The Dow Jones Index rose 1.26 percent to 24,667.78, and the S&P 500 climbed 1.27 percent to 2,724.01.

Italy Concerns Subside


Italian stocks bounced back 2.1 percent. However, it had given up all the gains made in 2018.

Global stocks battered, safe-haven government bond yields fell sharply as the euro tumbled in the early week trade after Italy’s two anti-establishment parties scrapped plans to form a coalition. As a result, a prospect of a general election was raised. This stoked fears such a vote will effectively be a referendum on the country’s euro membership.

Recently, the country’s two anti-establishment parties renewed efforts to form a coalition government instead of putting Italy into holding elections for the second time this year.

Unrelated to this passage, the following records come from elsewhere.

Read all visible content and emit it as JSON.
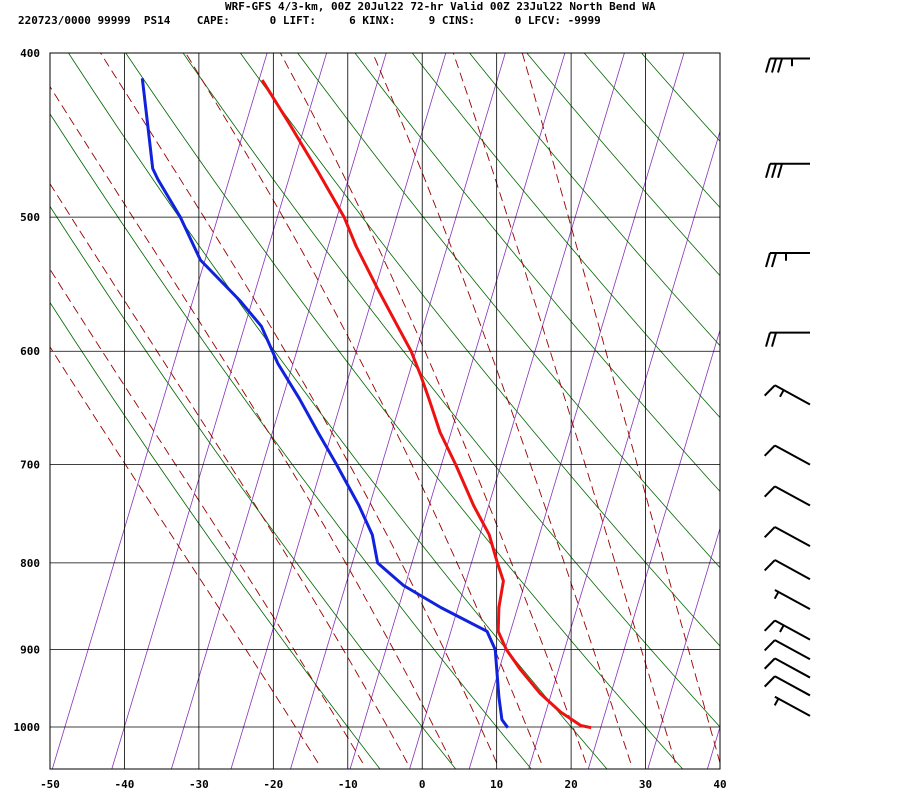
{
  "header": {
    "title": "WRF-GFS 4/3-km, 00Z 20Jul22 72-hr Valid 00Z 23Jul22 North Bend WA",
    "info": "220723/0000 99999  PS14    CAPE:      0 LIFT:     6 KINX:     9 CINS:      0 LFCV: -9999"
  },
  "chart_data": {
    "type": "line",
    "xlabel": "",
    "ylabel": "",
    "xlim": [
      -50,
      40
    ],
    "ylim_pressure": [
      1040,
      400
    ],
    "x_ticks": [
      -50,
      -40,
      -30,
      -20,
      -10,
      0,
      10,
      20,
      30,
      40
    ],
    "x_tick_labels": [
      "-50",
      "-40",
      "-30",
      "-20",
      "-10",
      "0",
      "10",
      "20",
      "30",
      "40"
    ],
    "p_ticks": [
      400,
      500,
      600,
      700,
      800,
      900,
      1000
    ],
    "p_tick_labels": [
      "400",
      "500",
      "600",
      "700",
      "800",
      "900",
      "1000"
    ],
    "grid": true,
    "colors": {
      "temperature": "#ee1111",
      "dewpoint": "#1122dd",
      "dry_adiabat": "#006600",
      "moist_adiabat": "#990000",
      "isotherm_skew": "#8833bb",
      "grid": "#000000",
      "wind_barb": "#000000"
    },
    "series": [
      {
        "key": "temperature",
        "points": [
          {
            "p": 1001,
            "x": 22.7
          },
          {
            "p": 998,
            "x": 21.3
          },
          {
            "p": 980,
            "x": 18.6
          },
          {
            "p": 955,
            "x": 15.8
          },
          {
            "p": 925,
            "x": 13.2
          },
          {
            "p": 900,
            "x": 11.3
          },
          {
            "p": 878,
            "x": 10.2
          },
          {
            "p": 850,
            "x": 10.3
          },
          {
            "p": 820,
            "x": 10.9
          },
          {
            "p": 800,
            "x": 10.1
          },
          {
            "p": 770,
            "x": 9.0
          },
          {
            "p": 740,
            "x": 6.9
          },
          {
            "p": 700,
            "x": 4.5
          },
          {
            "p": 670,
            "x": 2.4
          },
          {
            "p": 640,
            "x": 0.9
          },
          {
            "p": 620,
            "x": -0.2
          },
          {
            "p": 600,
            "x": -1.5
          },
          {
            "p": 580,
            "x": -3.3
          },
          {
            "p": 550,
            "x": -6.1
          },
          {
            "p": 520,
            "x": -8.9
          },
          {
            "p": 500,
            "x": -10.5
          },
          {
            "p": 470,
            "x": -14.0
          },
          {
            "p": 440,
            "x": -17.9
          },
          {
            "p": 415,
            "x": -21.5
          }
        ]
      },
      {
        "key": "dewpoint",
        "points": [
          {
            "p": 1001,
            "x": 11.5
          },
          {
            "p": 990,
            "x": 10.7
          },
          {
            "p": 960,
            "x": 10.3
          },
          {
            "p": 900,
            "x": 9.8
          },
          {
            "p": 878,
            "x": 8.7
          },
          {
            "p": 850,
            "x": 2.5
          },
          {
            "p": 825,
            "x": -2.5
          },
          {
            "p": 800,
            "x": -6.0
          },
          {
            "p": 770,
            "x": -6.7
          },
          {
            "p": 740,
            "x": -8.5
          },
          {
            "p": 700,
            "x": -11.5
          },
          {
            "p": 670,
            "x": -14.0
          },
          {
            "p": 640,
            "x": -16.5
          },
          {
            "p": 610,
            "x": -19.4
          },
          {
            "p": 580,
            "x": -21.6
          },
          {
            "p": 560,
            "x": -24.5
          },
          {
            "p": 530,
            "x": -29.8
          },
          {
            "p": 500,
            "x": -32.5
          },
          {
            "p": 475,
            "x": -35.5
          },
          {
            "p": 468,
            "x": -36.2
          },
          {
            "p": 440,
            "x": -36.9
          },
          {
            "p": 414,
            "x": -37.6
          }
        ]
      }
    ],
    "dry_adiabats_theta_C": [
      -10,
      0,
      10,
      20,
      30,
      40,
      50,
      60,
      70,
      80,
      90,
      100,
      110,
      120
    ],
    "moist_adiabats_thetae_C": [
      -14,
      -8,
      -2,
      4,
      10,
      16,
      22,
      28,
      34,
      40
    ],
    "skew_lines_C": [
      -48,
      -40,
      -32,
      -24,
      -16,
      -8,
      0,
      8,
      16,
      24,
      32,
      40,
      48
    ],
    "wind_barbs": [
      {
        "p": 403,
        "speed_kt": 35
      },
      {
        "p": 465,
        "speed_kt": 30
      },
      {
        "p": 525,
        "speed_kt": 25
      },
      {
        "p": 585,
        "speed_kt": 20
      },
      {
        "p": 645,
        "speed_kt": 15
      },
      {
        "p": 700,
        "speed_kt": 10
      },
      {
        "p": 740,
        "speed_kt": 10
      },
      {
        "p": 782,
        "speed_kt": 10
      },
      {
        "p": 818,
        "speed_kt": 10
      },
      {
        "p": 852,
        "speed_kt": 5
      },
      {
        "p": 888,
        "speed_kt": 15
      },
      {
        "p": 912,
        "speed_kt": 10
      },
      {
        "p": 935,
        "speed_kt": 10
      },
      {
        "p": 958,
        "speed_kt": 10
      },
      {
        "p": 985,
        "speed_kt": 5
      }
    ]
  }
}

Furthermore, Italy’s auction of five and ten-year government bonds resulted in biggest one-day surge for two-year yields in 26 years. It assuaged concerns about the country’s ability to finance itself after turbulence in the debt market.

“The financial markets had been able to assess and digest the situation in Italy over the past few days and it is now time for a bit of reprieve from the turbulence,” senior strategist at Tokyo’s Sumitomo Mitsui Asset Management Masahiro Ichikawa said.

“The reprieve will allow the market to return their focus back on fundamentals, such as Friday’s U.S. non-farm jobs report.”